Sinyaller, sinir ve muhtemelen humoural (kimyasal) yollar üzerindeki beslenme motivasyonu için beyin mekanizmalarında birleşir. Burada iki tür etkisi vardır: (1) dört bölgeden gelen sinyaller artan yakıt içeriği rapor ederse, besleme motivasyonu azalır (tokluk artar) ve (2) tat ve belki de diğer (örneğin görsel) reseptörler varsa lezzetli yiyeceklerle uyarılırsa beslenme motivasyonu artar. Birinci tür sinyallerin birikmesi, ikinci türün sinyallerini geçersiz kılması, açlığın kritik bir seviyenin altına düşmesine neden olduğunda alım durur. Katabolizma ile yakıt tükenmesi ve sindirim sisteminin sindirim ve emilim yoluyla boşaltılması sonucunda açlık bu seviyeyi aştığında besleme devam eder. Bir kez başlandığında, gıda uyarıcısının olumlu etkileri ile alım arttırılır. Gıda tepkilerinden gelen olumlu ve olumsuz geri bildirimlerin bu etkileşiminin net sonucu, yeterince uzun bir süre (en az birkaç gün) gözlemlenen kalori alımının, o dönemdeki enerji çıktısına eşit olması, böylece vücut yakıt içeriğinin (vücut ağırlığı tamamen yetişkin bireyler) sabit kalır.

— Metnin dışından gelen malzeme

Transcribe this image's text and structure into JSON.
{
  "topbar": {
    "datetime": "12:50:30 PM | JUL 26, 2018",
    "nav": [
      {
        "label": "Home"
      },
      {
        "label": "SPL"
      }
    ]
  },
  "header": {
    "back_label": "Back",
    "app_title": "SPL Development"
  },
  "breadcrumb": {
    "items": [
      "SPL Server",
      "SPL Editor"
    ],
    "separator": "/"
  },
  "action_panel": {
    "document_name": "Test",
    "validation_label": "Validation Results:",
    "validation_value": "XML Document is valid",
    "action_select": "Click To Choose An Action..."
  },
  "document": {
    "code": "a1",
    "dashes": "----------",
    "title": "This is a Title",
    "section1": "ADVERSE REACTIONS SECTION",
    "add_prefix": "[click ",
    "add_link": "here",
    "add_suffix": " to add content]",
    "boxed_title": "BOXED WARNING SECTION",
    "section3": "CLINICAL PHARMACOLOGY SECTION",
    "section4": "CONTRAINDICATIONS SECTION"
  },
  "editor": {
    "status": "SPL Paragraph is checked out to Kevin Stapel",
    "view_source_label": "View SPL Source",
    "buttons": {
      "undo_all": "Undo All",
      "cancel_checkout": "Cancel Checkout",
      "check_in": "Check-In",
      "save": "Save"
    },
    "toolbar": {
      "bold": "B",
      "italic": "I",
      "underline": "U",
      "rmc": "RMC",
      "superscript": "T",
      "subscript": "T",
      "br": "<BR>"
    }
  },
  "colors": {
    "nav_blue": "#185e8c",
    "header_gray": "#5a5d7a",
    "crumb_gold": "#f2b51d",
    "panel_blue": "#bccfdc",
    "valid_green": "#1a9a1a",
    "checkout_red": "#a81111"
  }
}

Omurgalı beslenme motivasyonunda yer alan beyin mekanizmaları, beynin diğer bölgeleri, limbik sistem (ön beyinin marjinal bölgesi) ve hipotalamusu kapsayan, henüz tam olarak anlaşılamayan karmaşık bir ağdan oluşur. Lateral hipotalamus (“açlık merkezi”) beslenme yanıtlarını kolaylaştırır. Bu alanın elektriksel veya kimyasal olarak uyarılması, doymuş deneklerde aşırı beslenmeyi ortaya çıkarır ve yıkımı az ya da çok uzamış (afaji) neden olur. Ancak özne yapay beslenmeyle canlı tutulursa, diğer beyin bölgeleri az çok normal beslenmeyi devralabilir ve eski haline getirebilir. Aksine, hipotalamusun ventromedial (alt merkezi) çekirdeği tokluk sinyalleri için bir takas odası gibi görünmektedir. Bu bölgedeki lezyonları olan bireyler, anormal derecede yüksek enerji içeriğinde (obezite) beslenmeyi durdurur ve bu seviyeye ulaşılana kadar aşırı derecede aşırı yemek (hiperfaji).